Вместо ответа я приглашающе помахал рукой, повернувшись в сторону леса. Спустя несколько мгновений из–за деревьев показались Зельц и Сомов, нагруженные оружием и припасами.
- Вот, всё — чем можем.
- А, может, вы с нами пойдёте? — спросил вдруг комиссар.
- Нет, у нас своя работа — партизанскую борьбу в тылу врага вести.
- Постойте… Какую борьбу?
- Партизанскую, как в восемьсот двенадцатом году. Двадцать девятого числа Совнарком и ЦК выпустили Директиву советским и партийным организациям. Я думаю, что вам, как командиру и политработнику следует знать… — тут я заметил, что ефрейтор, который так храбро остался на открытой местности вместе с комиссаром очень внимательно прислушивается к тому, что я говорю, поэтому, прервавшись, я поинтересовался у Санина: — А ничего, что ефрейтор слушает?
- Томилину можно. Он — коммунист!
- Тогда ладно… — согласился я. — В общем, в пятом пункте этой директивы призывают к организации в тылу у врага партизанских отрядов и диверсионных групп с целью действий на коммуникациях противника и уничтожения его личного состава и материальных средств. Правда, как мне кажется на райкомы и обкомы надежда маленькая — отряды, конечно, организуют, но вот как они воевать будут… Вы, кстати, из каких войск?
- Я то? Из пехоты, а какое это имеет сейчас значение?
- Ну, может, вы решите отряд организовать? Или примкнёте к какому–нибудь отряду…
- Нет, товарищ старший лейтенант госбезопасности, мы к фронту пойдём. Там обстрелянные люди сейчас нужнее.
Мои бойцы уже подошли, но не решались прервать нашу беседу. Санин окинул взглядом принесённые богатства, а затем помахал рукой своим, прятавшимся в кустах. Из зарослей выбрались четверо сильно обтрёпанных бойцов.
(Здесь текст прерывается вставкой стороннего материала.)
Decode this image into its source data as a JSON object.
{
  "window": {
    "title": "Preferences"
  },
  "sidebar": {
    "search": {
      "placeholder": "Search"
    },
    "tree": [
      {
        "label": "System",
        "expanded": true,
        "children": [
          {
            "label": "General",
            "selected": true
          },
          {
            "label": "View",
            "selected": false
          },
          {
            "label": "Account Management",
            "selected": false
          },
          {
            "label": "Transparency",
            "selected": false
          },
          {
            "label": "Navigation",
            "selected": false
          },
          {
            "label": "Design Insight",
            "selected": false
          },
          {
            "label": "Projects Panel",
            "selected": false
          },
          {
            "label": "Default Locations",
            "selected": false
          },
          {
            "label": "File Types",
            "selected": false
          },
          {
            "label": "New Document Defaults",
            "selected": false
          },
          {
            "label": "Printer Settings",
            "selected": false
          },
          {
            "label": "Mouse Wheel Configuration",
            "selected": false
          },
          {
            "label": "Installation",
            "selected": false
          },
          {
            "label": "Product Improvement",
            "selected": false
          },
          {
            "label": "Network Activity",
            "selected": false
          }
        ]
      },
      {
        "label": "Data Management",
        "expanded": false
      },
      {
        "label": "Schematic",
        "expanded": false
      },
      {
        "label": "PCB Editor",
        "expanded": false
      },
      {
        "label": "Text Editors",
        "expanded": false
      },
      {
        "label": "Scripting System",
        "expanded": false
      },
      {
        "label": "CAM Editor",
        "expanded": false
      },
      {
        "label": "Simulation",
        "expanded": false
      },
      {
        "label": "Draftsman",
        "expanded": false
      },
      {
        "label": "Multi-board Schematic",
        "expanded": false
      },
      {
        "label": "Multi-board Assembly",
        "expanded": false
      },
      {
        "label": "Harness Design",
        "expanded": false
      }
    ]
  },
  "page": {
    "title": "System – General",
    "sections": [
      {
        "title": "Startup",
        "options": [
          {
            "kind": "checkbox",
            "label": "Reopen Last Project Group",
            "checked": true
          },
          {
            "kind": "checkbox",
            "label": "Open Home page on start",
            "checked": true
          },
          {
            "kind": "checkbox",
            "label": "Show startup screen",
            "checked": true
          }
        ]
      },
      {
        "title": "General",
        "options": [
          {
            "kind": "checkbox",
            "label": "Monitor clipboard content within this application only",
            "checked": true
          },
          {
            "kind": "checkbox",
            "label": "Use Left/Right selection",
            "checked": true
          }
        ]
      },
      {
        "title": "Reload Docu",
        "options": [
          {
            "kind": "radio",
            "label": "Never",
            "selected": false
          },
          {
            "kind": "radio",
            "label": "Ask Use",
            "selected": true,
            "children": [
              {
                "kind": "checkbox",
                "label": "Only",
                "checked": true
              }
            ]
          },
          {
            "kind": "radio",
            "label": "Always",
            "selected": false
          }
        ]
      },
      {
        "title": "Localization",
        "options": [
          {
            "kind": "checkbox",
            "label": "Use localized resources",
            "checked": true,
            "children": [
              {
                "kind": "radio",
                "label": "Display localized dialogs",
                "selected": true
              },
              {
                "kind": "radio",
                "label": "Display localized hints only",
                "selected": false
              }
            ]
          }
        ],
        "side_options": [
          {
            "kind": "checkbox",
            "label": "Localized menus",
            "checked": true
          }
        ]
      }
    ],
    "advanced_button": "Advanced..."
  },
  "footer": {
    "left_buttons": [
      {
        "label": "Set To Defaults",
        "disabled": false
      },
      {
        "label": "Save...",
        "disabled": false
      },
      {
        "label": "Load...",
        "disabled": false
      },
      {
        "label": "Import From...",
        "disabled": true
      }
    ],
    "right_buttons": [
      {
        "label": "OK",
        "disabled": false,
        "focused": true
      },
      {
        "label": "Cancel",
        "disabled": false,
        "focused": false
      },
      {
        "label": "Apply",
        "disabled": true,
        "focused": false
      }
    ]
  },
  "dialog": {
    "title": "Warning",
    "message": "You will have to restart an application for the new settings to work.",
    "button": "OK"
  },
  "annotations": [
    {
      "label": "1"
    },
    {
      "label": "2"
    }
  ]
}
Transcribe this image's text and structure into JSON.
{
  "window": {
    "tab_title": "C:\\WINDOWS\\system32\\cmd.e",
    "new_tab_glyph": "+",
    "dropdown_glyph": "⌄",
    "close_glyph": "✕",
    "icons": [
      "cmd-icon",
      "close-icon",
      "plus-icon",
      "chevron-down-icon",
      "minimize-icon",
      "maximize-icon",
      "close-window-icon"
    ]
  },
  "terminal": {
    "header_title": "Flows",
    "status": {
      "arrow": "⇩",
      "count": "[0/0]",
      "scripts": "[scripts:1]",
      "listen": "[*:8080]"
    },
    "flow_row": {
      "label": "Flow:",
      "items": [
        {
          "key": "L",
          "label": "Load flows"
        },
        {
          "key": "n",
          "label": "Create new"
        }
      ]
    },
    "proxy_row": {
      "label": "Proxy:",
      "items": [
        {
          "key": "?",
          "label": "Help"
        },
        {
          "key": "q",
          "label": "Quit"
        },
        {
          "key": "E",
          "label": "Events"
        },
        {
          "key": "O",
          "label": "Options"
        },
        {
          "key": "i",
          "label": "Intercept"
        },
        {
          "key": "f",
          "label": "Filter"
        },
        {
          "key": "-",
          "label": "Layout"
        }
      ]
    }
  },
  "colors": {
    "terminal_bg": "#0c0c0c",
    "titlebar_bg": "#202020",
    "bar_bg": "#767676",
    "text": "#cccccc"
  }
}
- Так, товарищ батальонный комиссар, вот вам ручной пулемёт с четырьмя полными дисками, две немецкие винтовки с бэка. Еды немного. Ну а маршрут я вам нарисовал и описал. И ещё пара советов — опасайтесь дорог… Шоссе вообще лучше вам переходить ночью и через водопропускные трубы… Немцы уже организовали в этих местах вспомогательную полицию из всякого сброда: уголовников, антисоветчиков, много среди них и прибалтов, предатели тоже попадаются… Так что, заслышав русскую речь, не спешите навстречу. Для отдыха встаньте вот в этих лесных массивах между Ушой и Вязынкой, там и оружием можно разжиться, что после боёв осталось. И… Удачи вам!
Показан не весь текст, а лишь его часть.